Tu aimes la critique sociale et le polar ? Les chemins de la haine est fait pour toi. D’une écriture rapide et acérée, Eva Dolan croque sans complaisance le portrait d’une Angleterre rongée par les communautarisme et la haine de l’autre, réussissant le tour de force d’y apporter de la tendresse. Peut-être qu’elle aime les gens.
Résumé :
Pas de corps reconnaissable, pas d’empreintes, pas de témoin. L’homme brûlé vif dans l’abri de jardin des Barlow est difficilement identifiable. Pourtant la police parvient assez vite à une conclusion : il s’agit d’un travailleur immigré estonien, Jaan Stepulov. Ils sont nombreux, à Peterborough, ceux qui arrivent des pays de l’Est, et de plus loin encore, à la recherche d’une vie meilleure. Et nombreux sont ceux qui voudraient s’en débarrasser. Les deux policiers qui enquêtent sur le meurtre, Zigic et sa partenaire Ferreira, ne l’ignorent pas. N’éliminant aucune piste, le duo pénètre dans un monde parallèle à la périphérie de cette ville sinistrée par la crise économique, là où les vies humaines ont moins de valeur que les matériaux utilisés sur les chantiers de construction. Là où tous les chemins peuvent mener au crime de haine.
Mon avis
Premier roman de l’auteure, les chemins de la haine aborde un thème inhabituel. Inhabituel quant aux migrants considérés, ceux des pays de l’Est et non pas les pakistanais, dont la condition n’est pas plus enviable en Angleterre, mais aussi inhabituel quant au sexe de ces migrants, puisqu’on va s’intéresser à un meurtre d’homme, brûlé vif dans une cabane fermée.
Ce que j’ai particulièrement aimé dans ce roman, outre l’écriture nerveuse et sèche, avec cette âpreté tendre si propre aux femmes écrivains, ce sont les personnages, tous en demi-teinte, et (presque) tous attachants et énervants à la fois. Le choix des nationalités, des genre, des positionnements sociaux est si habilement fait que, sans jamais donner de leçon magistrale, Eva Dolan nous projette dans le quotidien, mais aussi les rêves et les détestations de ces êtres de papier. En nous montrant la diversité des points de vue sans prendre parti elle-même, elle nous interroge aussi sur le poids que notre propre passé exerce sur notre vision des choses. Petite-fille d’immigrés espagnols poussés par la misère en France, je me suis retrouvée dans le personnage de Ferreira, mais aussi celui de Zigic.

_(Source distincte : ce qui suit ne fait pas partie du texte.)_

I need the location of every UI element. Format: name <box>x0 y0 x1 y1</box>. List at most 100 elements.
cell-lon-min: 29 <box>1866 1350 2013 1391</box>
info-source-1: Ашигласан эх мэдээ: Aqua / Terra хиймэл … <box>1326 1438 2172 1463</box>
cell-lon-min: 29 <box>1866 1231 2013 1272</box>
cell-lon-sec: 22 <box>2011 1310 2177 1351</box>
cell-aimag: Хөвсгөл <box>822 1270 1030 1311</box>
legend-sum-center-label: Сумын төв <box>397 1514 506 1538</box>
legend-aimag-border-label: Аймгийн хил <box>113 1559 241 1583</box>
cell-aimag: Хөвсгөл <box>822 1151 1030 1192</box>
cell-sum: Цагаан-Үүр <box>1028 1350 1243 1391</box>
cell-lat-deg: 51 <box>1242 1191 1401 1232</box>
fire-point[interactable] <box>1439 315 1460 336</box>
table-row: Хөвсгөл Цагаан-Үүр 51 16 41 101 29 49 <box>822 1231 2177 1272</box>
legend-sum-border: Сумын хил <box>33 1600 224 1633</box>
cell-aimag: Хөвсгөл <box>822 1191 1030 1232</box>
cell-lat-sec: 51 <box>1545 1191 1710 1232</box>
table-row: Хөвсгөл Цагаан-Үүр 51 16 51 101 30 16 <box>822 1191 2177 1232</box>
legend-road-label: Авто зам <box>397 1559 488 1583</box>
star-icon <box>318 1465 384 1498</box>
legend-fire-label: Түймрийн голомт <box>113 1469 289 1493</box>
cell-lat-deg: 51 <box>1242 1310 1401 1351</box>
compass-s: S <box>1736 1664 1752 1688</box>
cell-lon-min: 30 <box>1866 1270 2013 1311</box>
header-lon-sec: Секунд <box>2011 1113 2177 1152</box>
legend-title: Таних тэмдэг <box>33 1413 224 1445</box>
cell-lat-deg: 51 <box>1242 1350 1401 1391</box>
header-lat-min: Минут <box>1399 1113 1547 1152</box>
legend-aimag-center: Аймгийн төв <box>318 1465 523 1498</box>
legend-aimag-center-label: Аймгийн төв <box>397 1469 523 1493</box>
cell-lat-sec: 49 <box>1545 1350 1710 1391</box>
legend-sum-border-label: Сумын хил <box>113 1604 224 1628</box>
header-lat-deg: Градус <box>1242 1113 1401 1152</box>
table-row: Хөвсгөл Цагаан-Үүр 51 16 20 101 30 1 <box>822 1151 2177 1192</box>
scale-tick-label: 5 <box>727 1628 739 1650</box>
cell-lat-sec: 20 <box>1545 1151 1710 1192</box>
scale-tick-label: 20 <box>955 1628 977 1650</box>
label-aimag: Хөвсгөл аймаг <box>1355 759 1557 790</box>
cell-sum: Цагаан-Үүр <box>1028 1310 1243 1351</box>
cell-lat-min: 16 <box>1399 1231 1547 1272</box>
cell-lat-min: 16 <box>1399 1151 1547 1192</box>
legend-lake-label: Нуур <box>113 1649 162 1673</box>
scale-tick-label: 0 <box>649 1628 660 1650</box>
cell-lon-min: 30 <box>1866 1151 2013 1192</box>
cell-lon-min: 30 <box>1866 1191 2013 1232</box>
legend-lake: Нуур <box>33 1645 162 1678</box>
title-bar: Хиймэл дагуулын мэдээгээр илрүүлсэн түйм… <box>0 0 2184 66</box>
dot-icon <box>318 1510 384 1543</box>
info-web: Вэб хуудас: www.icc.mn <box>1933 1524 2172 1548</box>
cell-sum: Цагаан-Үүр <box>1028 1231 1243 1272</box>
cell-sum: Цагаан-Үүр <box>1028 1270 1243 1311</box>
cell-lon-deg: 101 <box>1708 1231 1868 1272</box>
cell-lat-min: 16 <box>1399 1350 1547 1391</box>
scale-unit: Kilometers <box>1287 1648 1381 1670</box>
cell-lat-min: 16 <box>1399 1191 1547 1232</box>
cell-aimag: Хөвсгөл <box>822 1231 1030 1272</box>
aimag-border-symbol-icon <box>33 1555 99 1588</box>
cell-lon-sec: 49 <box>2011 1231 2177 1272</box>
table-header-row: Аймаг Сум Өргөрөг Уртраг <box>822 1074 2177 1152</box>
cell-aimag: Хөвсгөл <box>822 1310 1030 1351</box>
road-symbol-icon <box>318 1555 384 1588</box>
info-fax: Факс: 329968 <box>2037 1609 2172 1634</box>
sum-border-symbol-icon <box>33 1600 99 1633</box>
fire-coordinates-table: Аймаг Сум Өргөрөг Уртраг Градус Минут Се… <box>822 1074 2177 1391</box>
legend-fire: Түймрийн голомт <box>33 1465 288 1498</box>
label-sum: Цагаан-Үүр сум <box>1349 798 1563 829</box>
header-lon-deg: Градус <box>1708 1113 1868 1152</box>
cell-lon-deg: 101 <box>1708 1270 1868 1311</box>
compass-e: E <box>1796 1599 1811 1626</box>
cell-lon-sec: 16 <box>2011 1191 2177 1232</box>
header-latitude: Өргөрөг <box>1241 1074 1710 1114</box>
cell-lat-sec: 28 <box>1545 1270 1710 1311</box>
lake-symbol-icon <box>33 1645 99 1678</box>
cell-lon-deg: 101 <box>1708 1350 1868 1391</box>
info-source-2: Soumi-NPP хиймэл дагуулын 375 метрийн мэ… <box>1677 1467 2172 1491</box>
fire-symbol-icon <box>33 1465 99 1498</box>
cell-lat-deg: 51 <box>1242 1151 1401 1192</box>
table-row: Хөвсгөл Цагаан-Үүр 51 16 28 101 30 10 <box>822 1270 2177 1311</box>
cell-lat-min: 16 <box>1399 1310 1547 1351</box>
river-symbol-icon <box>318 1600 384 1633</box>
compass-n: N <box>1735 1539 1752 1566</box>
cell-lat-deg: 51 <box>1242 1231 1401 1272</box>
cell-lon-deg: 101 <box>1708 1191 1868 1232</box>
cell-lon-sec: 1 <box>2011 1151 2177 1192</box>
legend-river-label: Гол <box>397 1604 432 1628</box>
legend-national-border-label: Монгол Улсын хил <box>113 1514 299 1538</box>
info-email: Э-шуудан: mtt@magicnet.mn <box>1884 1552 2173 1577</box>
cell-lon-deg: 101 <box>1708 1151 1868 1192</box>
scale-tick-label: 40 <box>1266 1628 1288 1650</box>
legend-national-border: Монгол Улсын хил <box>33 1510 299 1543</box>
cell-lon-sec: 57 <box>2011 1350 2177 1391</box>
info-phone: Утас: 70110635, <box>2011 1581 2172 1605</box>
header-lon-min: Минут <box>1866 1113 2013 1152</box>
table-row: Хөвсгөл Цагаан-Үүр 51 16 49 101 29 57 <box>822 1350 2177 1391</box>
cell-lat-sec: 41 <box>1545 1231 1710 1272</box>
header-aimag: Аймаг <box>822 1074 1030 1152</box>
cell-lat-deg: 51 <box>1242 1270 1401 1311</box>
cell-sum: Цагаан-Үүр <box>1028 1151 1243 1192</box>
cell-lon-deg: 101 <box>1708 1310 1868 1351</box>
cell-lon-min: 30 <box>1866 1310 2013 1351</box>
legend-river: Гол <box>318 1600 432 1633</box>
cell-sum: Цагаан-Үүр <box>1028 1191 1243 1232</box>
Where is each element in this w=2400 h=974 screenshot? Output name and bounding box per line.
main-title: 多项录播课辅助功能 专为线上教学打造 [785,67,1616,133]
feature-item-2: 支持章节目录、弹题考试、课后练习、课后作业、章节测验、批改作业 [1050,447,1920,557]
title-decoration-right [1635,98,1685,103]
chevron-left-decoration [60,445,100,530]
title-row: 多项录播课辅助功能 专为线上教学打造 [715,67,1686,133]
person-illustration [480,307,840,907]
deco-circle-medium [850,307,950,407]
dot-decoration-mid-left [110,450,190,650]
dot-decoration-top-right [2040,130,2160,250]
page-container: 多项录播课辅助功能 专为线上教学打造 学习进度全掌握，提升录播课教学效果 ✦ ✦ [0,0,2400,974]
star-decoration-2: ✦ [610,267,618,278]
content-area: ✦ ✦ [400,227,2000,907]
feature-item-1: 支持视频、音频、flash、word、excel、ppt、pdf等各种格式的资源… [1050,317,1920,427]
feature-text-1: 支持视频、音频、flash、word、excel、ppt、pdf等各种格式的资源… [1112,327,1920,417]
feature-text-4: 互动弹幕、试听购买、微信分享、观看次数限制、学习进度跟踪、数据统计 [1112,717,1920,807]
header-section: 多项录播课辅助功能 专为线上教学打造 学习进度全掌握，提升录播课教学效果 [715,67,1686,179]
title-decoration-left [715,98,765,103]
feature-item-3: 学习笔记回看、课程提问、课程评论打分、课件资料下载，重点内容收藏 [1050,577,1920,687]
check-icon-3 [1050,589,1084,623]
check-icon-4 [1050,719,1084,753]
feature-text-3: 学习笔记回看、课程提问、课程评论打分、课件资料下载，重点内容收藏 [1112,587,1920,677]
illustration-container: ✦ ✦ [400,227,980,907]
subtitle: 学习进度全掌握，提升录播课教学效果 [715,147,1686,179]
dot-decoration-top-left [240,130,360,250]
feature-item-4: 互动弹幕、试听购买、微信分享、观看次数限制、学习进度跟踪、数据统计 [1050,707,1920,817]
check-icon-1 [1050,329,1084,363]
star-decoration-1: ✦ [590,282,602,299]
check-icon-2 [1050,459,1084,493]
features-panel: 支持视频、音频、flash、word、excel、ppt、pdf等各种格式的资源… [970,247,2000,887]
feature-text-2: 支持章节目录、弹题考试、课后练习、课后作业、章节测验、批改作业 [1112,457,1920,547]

Le monde que nous montre Eva Dolan n’est pas joli, il n’a rien de l’eldorado promis ni du pays de cocagne qu’on trouvé nos grands parents. Il est hostile, il est cruel, il est sans pitié, il est sale, il est juste à côté de chez nous et ça fait mal au coeur.
Pas de surenchères d’action ou d’effets climatiques, des enquêteurs réalistes et crédibles qui sont aussi de vrais personnages de romans, sincères et attachants, un sujet inhabituel, une écriture maitrisée, Eva Dolan réalise avec Les chemins de la haine un sans faute.